Despite these near-term concerns, we believe the company is well positioned to face the challenges and prosper in the medium term as it adapts to a changing consumer landscape.

Over the past decade, Next has successfully transitioned from a store-led business model to an online-led one, with physical stores expected to represent less than 30% of the estate in the current year.

At the same time the company has built its own online business to provide a third-party e-commerce outsourcing service named Total Platform, which launched in May 2020 after a pilot exercise.

We believe Total Platform has potential to contribute meaningful revenues and profits over time and it leverages the company’s infrastructure, warehousing and logistics expertise. 

Vodafone (VOD) 117.3p

Vodafone has been a laggard for many years, but some analysts think the company has turned a corner as it focuses more on growth, eking out operational efficiencies and cutting back on capital expenditures.

In November the company upgraded its earnings expectations for the financial year ending 31 March 2022, to the upper end of guidance. That implied underlying profits growth of between 4.5% to 5.9% to between €15.2 billion and €15.4 billion.

Adjusted free cash flow is also expected to be marginally better than previous forecasts at around €5.3 billion, underpinning the dividend.

It is noteworthy that analysts have increased their 2022 earnings estimates by around 5% since the half year report in November, while 2023 earnings are expected to register solid double-digit growth.

In addition to accelerating earnings, the company has a prospective dividend yield of 6.5%. Meanwhile, the emergence of private equity looking for cheap assets in the telecom sector adds a further attractive dimension to the narrative.

GlaxoSmithKline (GSK) £17.05

Pharmaceutical company GlaxoSmithKline has two activist investors on its share register pushing for change and a sharper commercial focus with the aim of generating better returns.

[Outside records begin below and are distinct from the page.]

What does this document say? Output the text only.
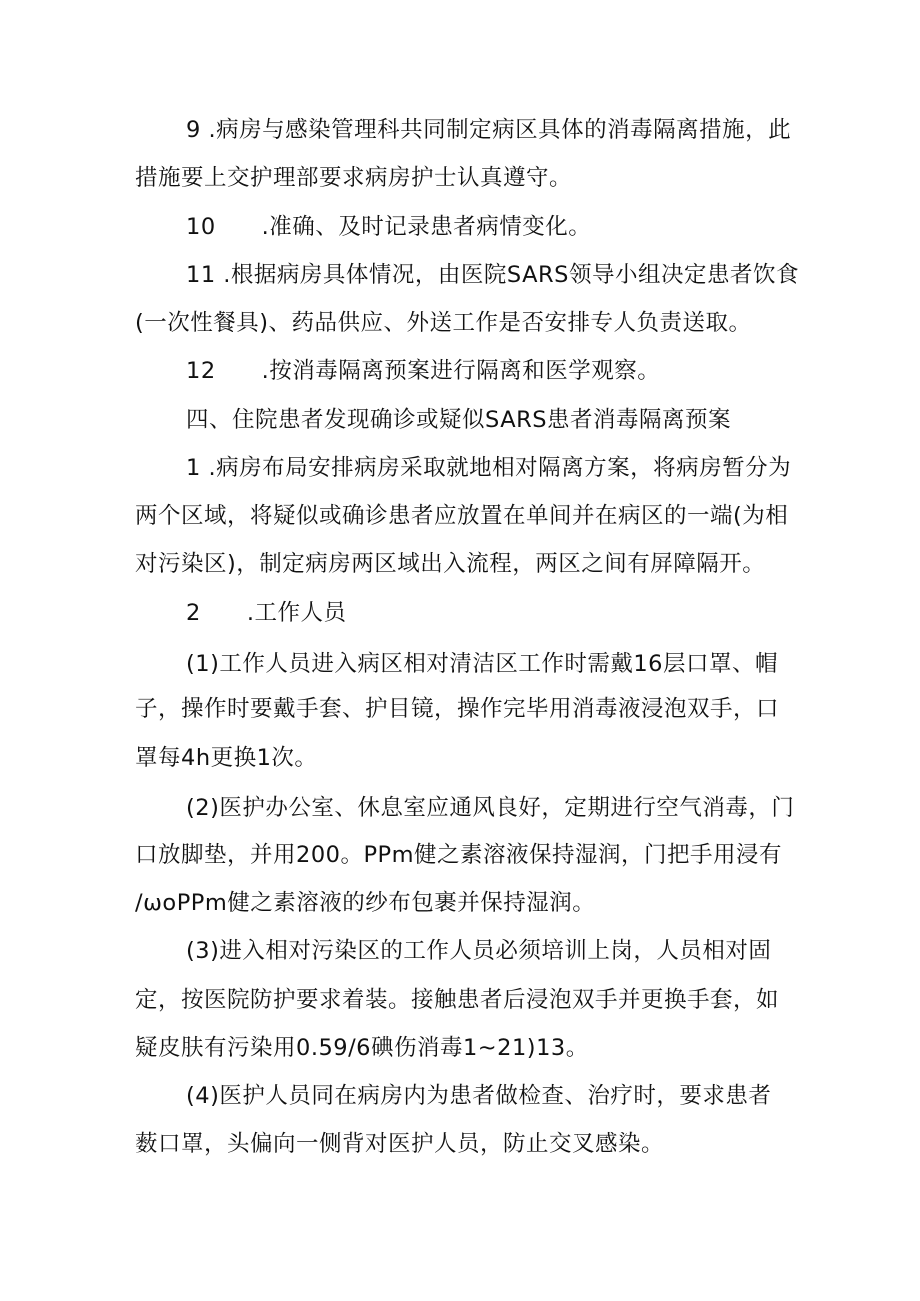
9 .病房与感染管理科共同制定病区具体的消毒隔离措施，此
措施要上交护理部要求病房护士认真遵守。
10　　.准确、及时记录患者病情变化。
11 .根据病房具体情况，由医院SARS领导小组决定患者饮食
(一次性餐具)、药品供应、外送工作是否安排专人负责送取。
12　　.按消毒隔离预案进行隔离和医学观察。
四、住院患者发现确诊或疑似SARS患者消毒隔离预案
1 .病房布局安排病房采取就地相对隔离方案，将病房暂分为
两个区域，将疑似或确诊患者应放置在单间并在病区的一端(为相
对污染区)，制定病房两区域出入流程，两区之间有屏障隔开。
2　　.工作人员
(1)工作人员进入病区相对清洁区工作时需戴16层口罩、帽
子，操作时要戴手套、护目镜，操作完毕用消毒液浸泡双手，口
罩每4h更换1次。
(2)医护办公室、休息室应通风良好，定期进行空气消毒，门
口放脚垫，并用200。PPm健之素溶液保持湿润，门把手用浸有
/ωoPPm健之素溶液的纱布包裹并保持湿润。
(3)进入相对污染区的工作人员必须培训上岗，人员相对固
定，按医院防护要求着装。接触患者后浸泡双手并更换手套，如
疑皮肤有污染用0.59/6碘伤消毒1~21)13。
(4)医护人员同在病房内为患者做检查、治疗时，要求患者
薮口罩，头偏向一侧背对医护人员，防止交叉感染。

Since the middle of last year, the company has seen a steady increase in upward earnings revisions from analysts indicating the company is starting to deliver on its strategy with increased earnings momentum.

Analysts expect close to double-digit earnings growth over both of the next two years, while management recently upgraded full year 2021 earnings guidance following a stronger than expected third quarter.

A catalyst which could potentially release further value is expected by the middle of the year when the consumer healthcare division, a joint venture with US healthcare company Pfizer, is demerged.

Unilever (ULVR) has already made a takeover bid for this business division and we expect other trade or private equity companies to also be interested.